Dans certaines conditions, capturer et remettre à l'eau un saumon entraînerait une baisse du nombre de descendants qu'il produit. C'est ce que démontrent des chercheurs de l'Université Laval et leurs collaborateurs dans une étude publiée par la revue Fisheries Management and Ecology.
L'équipe de recherche arrive à cette conclusion après avoir mesuré le succès reproducteur de saumons qui ont remonté la rivière Rimouski à l'été 2018. Dans un premier temps, les chercheurs ont dressé, par analyse d'ADN, un fichier contenant les empreintes génétiques de 475 spécimens adultes capturés alors qu'ils s'engageaient dans la rivière. Un an plus tard, les chercheurs sont retournés sur les lieux et ils y ont capturé quelque 2500 alevins issus de l'effort reproducteur de l'année précédente. Après avoir obtenu l'empreinte génétique de ces alevins, ils ont apparié chacun d'eux à son père et à sa mère probables.
Grâce à ces informations et grâce à la collaboration des pêcheurs, les chercheurs ont pu chiffrer le succès reproducteur de 33 adultes qui avaient été capturés et remis à l'eau en 2018. Premier constat: au moins 83% de ces saumons s'étaient reproduits, un pourcentage comparable aux saumons qui n'avaient pas été pris par les pêcheurs. Second constat: les saumons remis à l'eau ont proportionnellement moins de descendants que ceux qui n'ont pas été pris par les pêcheurs. Leur apport est 27% plus faible.
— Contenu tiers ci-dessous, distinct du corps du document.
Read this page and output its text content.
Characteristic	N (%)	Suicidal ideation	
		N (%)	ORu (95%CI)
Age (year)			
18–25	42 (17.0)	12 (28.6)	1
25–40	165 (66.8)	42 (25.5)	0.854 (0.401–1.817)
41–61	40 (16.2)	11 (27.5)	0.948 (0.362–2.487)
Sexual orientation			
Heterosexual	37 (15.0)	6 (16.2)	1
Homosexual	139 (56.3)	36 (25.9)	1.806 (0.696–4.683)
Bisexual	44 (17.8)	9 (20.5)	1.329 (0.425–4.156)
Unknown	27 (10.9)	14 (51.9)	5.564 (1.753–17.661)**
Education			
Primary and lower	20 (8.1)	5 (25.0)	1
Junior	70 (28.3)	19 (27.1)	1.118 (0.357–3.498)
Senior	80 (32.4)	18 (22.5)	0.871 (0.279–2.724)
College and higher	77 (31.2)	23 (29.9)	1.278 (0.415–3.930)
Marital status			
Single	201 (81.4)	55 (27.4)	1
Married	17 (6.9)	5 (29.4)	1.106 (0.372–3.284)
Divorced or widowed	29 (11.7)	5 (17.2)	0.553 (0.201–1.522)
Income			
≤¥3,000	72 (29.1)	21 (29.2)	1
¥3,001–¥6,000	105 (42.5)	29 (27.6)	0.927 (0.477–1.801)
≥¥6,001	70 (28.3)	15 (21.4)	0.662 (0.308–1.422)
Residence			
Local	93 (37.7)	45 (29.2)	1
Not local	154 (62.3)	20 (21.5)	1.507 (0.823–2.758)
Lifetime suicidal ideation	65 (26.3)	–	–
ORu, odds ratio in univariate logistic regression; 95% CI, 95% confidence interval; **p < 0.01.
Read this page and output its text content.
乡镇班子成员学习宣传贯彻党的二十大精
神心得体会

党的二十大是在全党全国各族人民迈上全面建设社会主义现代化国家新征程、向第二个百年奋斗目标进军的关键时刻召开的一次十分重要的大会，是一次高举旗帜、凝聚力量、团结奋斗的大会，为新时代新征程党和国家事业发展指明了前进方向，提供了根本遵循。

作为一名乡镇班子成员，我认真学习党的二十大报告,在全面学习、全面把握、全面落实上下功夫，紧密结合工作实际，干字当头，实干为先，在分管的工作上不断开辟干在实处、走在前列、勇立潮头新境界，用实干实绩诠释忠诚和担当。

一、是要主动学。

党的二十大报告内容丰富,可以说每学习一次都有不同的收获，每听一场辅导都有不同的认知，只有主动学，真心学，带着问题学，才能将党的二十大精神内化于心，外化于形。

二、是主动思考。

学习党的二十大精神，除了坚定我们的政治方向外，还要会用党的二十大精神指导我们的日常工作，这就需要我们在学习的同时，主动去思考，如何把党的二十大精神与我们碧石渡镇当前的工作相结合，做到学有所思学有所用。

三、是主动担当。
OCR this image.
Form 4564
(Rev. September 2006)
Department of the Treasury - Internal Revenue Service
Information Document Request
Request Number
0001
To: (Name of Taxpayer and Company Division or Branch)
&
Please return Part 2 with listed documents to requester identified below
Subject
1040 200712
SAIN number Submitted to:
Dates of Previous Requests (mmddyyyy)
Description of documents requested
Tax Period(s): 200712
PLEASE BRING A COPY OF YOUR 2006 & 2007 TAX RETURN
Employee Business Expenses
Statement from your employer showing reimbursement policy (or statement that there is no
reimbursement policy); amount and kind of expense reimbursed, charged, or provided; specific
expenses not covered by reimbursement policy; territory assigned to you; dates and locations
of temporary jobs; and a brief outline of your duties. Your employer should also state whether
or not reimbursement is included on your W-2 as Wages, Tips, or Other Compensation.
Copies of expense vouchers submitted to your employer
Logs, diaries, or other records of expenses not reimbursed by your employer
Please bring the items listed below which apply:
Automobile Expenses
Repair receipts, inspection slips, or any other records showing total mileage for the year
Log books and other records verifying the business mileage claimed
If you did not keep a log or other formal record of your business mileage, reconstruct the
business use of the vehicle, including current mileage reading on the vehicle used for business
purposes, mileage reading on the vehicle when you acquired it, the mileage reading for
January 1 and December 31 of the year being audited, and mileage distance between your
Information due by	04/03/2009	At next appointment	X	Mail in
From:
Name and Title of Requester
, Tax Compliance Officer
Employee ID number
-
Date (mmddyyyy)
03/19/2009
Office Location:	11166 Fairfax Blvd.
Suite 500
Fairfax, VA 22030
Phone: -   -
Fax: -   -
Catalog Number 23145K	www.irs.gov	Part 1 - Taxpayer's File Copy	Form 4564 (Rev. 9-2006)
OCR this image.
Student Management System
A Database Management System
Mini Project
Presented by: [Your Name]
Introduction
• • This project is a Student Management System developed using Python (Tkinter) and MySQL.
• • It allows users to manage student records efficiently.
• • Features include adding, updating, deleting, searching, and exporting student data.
«Un combat entre un saumon et un pêcheur dure souvent jusqu'à 30 minutes. C'est stressant et épuisant pour ces poissons. De plus, comme ils ne s'alimentent plus depuis plusieurs semaines, ils doivent puiser dans leurs réserves pour survivre. Leur succès reproducteur peut en souffrir», avance le premier auteur de l'étude, Raphaël Bouchard, doctorant au Département de biologie de l'Université Laval dans l'équipe de Louis Bernatchez.
Ces observations ne concordent pas avec les conclusions d'une autre étude menée il y a 10 ans sur la rivière des Escoumins par l'équipe du professeur Bernatchez. Les chercheurs n'avaient alors noté aucun effet de la remise à l'eau sur le succès reproducteur du saumon.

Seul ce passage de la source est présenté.